Deserialization of Untrusted Data

Published: Aug 01, 2025 | Modified: Aug 01, 2025
CVSS 3.x
N/A
Source:
NVD
CVSS 2.x
RedHat/V2
RedHat/V3
Ubuntu

A remote code execution (RCE) vulnerability exists in the ms-swift project version 3.3.0 due to unsafe deserialization in tests/run.py using yaml.load() from the PyYAML library (versions = 5.3.1). If an attacker can control the content of the YAML configuration file passed to the –run_config parameter, arbitrary code can be executed during deserialization. This can lead to full system compromise. The vulnerability is triggered when a malicious YAML file is loaded, allowing the execution of arbitrary Python commands such as os.system(). It is recommended to upgrade PyYAML to version 5.4 or higher, and to use yaml.safe_load() to mitigate the issue.

Weakness

The product deserializes untrusted data without sufficiently verifying that the resulting data will be valid.

Extended Description

It is often convenient to serialize objects for communication or to save them for later use.

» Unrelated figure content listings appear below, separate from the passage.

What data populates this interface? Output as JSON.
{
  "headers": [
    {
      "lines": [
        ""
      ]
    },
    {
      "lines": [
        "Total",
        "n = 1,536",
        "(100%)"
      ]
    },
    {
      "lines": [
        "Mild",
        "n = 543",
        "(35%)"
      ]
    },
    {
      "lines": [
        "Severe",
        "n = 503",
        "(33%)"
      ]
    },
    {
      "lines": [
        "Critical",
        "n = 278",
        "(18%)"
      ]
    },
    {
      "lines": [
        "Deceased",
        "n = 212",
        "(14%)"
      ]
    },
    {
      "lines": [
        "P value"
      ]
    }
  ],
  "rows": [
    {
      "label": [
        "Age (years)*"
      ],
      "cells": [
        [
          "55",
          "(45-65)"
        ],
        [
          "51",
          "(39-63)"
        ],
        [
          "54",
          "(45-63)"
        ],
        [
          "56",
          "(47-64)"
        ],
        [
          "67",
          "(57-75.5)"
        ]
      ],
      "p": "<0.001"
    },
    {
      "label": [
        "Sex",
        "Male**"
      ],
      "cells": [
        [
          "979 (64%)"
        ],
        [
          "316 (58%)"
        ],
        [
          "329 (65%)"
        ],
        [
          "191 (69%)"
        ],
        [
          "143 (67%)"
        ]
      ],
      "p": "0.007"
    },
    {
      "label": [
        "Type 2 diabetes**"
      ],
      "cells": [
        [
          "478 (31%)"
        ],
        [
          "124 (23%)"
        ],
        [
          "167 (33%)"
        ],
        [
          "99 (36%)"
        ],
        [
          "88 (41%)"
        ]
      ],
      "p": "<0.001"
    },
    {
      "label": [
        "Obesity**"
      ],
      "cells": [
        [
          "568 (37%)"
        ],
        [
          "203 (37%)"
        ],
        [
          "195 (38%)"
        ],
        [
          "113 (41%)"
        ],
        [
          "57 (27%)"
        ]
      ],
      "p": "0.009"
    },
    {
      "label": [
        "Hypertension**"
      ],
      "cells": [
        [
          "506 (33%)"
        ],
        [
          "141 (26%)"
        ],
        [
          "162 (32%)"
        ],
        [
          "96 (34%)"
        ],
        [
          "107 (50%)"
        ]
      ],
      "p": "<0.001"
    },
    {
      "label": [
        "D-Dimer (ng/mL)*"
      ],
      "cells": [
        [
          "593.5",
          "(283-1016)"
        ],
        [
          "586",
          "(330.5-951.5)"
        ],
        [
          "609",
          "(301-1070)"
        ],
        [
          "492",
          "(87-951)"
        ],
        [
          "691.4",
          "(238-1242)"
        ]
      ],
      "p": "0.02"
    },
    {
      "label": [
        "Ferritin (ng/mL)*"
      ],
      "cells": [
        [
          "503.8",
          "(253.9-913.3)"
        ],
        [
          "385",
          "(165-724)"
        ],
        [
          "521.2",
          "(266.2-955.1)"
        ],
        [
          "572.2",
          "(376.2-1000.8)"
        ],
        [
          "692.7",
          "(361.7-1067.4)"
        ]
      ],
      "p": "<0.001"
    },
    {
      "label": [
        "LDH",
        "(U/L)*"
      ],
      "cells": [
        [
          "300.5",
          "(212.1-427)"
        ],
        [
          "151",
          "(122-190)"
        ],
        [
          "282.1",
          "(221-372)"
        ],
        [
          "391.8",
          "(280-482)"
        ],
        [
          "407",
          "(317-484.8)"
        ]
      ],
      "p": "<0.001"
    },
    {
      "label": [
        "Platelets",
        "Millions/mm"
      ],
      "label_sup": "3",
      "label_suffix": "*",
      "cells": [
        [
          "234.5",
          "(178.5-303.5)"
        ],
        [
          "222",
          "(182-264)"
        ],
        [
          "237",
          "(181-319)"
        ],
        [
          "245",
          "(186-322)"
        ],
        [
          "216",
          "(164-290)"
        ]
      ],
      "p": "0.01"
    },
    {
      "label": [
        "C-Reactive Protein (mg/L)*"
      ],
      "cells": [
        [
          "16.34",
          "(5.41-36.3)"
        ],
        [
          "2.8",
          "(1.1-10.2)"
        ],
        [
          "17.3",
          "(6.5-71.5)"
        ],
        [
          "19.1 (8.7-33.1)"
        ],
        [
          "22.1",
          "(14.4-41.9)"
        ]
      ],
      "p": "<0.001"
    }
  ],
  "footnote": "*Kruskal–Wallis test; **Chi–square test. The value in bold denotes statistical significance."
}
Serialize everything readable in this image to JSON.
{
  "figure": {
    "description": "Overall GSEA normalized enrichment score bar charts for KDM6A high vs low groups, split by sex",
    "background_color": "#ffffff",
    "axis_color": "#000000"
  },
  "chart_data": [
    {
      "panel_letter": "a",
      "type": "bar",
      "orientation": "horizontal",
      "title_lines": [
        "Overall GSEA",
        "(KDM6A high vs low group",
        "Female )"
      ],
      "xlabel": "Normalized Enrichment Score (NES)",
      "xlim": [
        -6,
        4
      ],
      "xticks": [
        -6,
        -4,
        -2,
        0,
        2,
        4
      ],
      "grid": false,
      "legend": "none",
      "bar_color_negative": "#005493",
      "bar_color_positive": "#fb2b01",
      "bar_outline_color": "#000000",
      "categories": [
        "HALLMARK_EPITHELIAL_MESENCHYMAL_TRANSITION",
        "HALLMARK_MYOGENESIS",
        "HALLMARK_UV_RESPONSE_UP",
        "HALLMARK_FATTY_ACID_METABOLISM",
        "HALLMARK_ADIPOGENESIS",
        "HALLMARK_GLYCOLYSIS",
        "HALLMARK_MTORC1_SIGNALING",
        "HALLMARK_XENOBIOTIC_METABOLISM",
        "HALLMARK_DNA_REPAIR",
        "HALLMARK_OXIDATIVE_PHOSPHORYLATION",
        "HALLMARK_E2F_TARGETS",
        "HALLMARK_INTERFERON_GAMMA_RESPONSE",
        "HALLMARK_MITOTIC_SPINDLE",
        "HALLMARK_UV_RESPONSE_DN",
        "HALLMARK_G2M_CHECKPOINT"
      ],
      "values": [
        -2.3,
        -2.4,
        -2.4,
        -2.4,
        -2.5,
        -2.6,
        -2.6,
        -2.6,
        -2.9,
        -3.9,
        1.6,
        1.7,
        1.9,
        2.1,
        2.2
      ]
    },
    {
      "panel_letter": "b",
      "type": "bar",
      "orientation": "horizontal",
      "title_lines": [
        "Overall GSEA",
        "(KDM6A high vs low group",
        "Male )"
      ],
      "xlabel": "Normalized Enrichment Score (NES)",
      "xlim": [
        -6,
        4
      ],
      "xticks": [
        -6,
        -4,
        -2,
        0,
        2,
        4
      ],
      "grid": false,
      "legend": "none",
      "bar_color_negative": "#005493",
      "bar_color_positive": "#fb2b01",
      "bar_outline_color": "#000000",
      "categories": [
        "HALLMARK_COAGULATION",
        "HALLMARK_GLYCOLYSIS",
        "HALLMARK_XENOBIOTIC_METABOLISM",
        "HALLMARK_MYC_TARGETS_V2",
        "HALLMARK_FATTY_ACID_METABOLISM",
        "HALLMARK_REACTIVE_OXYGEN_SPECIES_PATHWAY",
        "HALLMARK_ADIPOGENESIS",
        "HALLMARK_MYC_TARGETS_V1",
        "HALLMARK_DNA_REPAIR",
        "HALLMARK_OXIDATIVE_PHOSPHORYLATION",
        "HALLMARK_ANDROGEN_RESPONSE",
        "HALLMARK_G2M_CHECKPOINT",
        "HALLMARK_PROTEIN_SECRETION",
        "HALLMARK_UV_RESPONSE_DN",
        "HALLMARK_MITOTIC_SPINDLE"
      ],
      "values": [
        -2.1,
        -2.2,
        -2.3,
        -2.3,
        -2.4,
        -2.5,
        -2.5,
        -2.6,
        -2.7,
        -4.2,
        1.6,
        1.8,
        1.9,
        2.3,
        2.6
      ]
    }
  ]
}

However, deserialized data or code can often be modified without using the provided accessor functions if it does not use cryptography to protect itself. Furthermore, any cryptography would still be client-side security – which is a dangerous security assumption. Data that is untrusted can not be trusted to be well-formed. When developers place no restrictions on “gadget chains,” or series of instances and method invocations that can self-execute during the deserialization process (i.e., before the object is returned to the caller), it is sometimes possible for attackers to leverage them to perform unauthorized actions, like generating a shell.

Potential Mitigations

  • Make fields transient to protect them from deserialization.
  • An attempt to serialize and then deserialize a class containing transient fields will result in NULLs where the transient data should be. This is an excellent way to prevent time, environment-based, or sensitive variables from being carried over and used improperly.